Q3 (5 marks — 50 words): What is edge computing? How does it differ from cloud computing and why is it needed?

Model Answer:

Edge computing processes data at or near its source (IoT device, local server) rather than in distant cloud data centres. Cloud computing centralises processing in remote data centres with ~50–200 ms latency. Edge computing latency: < 5 ms. Needed for: (1) Autonomous vehicles — split-second braking decisions cannot wait for cloud round-trip; (2) Industrial robots — real-time control in factories; (3) Remote surgery (5G + edge) — surgeon controls robot with sub-millisecond response; (4) Data privacy — sensitive medical/factory data processed locally, not transmitted to cloud.
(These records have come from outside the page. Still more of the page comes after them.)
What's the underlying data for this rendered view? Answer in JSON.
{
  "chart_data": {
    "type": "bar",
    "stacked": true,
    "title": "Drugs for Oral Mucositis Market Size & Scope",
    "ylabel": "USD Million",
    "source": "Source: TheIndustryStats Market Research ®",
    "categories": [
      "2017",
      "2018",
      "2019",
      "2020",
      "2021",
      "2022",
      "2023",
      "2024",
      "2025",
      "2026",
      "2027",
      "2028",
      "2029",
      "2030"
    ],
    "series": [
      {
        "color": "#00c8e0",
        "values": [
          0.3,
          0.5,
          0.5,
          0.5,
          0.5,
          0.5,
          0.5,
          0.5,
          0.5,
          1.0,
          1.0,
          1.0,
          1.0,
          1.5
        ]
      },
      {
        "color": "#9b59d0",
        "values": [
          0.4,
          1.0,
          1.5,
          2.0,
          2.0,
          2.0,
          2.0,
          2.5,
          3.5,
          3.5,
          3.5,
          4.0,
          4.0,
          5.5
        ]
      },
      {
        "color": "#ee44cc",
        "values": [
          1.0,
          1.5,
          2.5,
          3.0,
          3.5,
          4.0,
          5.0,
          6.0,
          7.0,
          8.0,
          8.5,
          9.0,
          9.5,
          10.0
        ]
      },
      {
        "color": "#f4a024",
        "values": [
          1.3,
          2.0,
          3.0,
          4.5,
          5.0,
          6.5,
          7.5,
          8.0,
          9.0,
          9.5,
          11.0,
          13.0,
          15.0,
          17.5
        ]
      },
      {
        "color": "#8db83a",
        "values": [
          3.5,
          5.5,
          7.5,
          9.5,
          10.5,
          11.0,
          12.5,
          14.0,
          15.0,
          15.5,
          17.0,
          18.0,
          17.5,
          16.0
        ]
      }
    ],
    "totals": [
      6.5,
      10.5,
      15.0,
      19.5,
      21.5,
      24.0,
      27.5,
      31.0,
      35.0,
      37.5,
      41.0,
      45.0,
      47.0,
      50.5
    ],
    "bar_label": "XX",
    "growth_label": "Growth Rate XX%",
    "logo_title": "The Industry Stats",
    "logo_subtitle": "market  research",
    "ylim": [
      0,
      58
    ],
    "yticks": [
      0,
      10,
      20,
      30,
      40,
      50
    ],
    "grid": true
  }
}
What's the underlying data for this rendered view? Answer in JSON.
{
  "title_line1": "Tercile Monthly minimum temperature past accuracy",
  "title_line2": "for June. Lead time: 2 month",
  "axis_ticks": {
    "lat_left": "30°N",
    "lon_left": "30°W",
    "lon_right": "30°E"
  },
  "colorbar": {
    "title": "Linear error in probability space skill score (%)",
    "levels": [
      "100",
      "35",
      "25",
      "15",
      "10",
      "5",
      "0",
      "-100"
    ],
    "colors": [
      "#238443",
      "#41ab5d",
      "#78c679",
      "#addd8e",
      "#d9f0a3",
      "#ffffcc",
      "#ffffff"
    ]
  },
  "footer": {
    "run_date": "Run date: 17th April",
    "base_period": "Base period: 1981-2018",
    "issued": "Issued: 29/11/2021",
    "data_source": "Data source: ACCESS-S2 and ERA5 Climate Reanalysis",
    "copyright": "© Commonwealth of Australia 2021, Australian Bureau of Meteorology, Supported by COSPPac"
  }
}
Q4 (5 marks — 50 words): What is the Internet of Things (IoT)? State three applications with examples.

Model Answer:

IoT (Internet of Things) is the network of physical objects embedded with sensors, software, and internet connectivity to collect and exchange data. By 2025, ~75 billion IoT devices globally. Applications: (1) Smart Agriculture — soil moisture sensors trigger irrigation automatically, reducing water use by 30%; (2) Healthcare — wearable ECG monitors transmit real-time heart data to doctors, enabling remote cardiac monitoring; (3) Smart City — Pune's smart grid monitors energy consumption in real time, reducing waste and enabling dynamic pricing.


Q5 (5 marks — 50 words): What is 5G? State its key features and three use cases different from 4G.

Model Answer:

5G is the 5th generation mobile network. India launched commercially on 13 October 2022 (Airtel + Jio). Key features: peak speed 20 Gbps (4G: 1 Gbps), latency < 1 ms (4G: 30–50 ms), connectivity for 1 million devices/km². Use cases unique to 5G: (1) Autonomous vehicles — real-time vehicle-to-vehicle communication for collision avoidance; (2) Remote surgery — surgeon operates robot with sub-millisecond response from another city; (3) Massive IoT — smart cities with millions of sensors (traffic, pollution, energy) operating simultaneously.


Q6 (5 marks — 50 words): What are the key provisions of India's IT Rules 2021 regarding social media and OTT platforms?

Model Answer:

IT (Intermediary Guidelines and Digital Media Ethics Code) Rules 2021 under the IT Act 2000 have two key parts: (1) Social media intermediaries with > 5 million users (e.g., WhatsApp, Facebook) must appoint a Chief Compliance Officer, Nodal Officer, and Grievance Officer (all India residents); publish monthly compliance reports; trace first originator of messages if legally required. (2) OTT platforms must self-classify content (U/U-A/A ratings); establish 3-tier grievance redressal; the Ministry of Information and Broadcasting has oversight.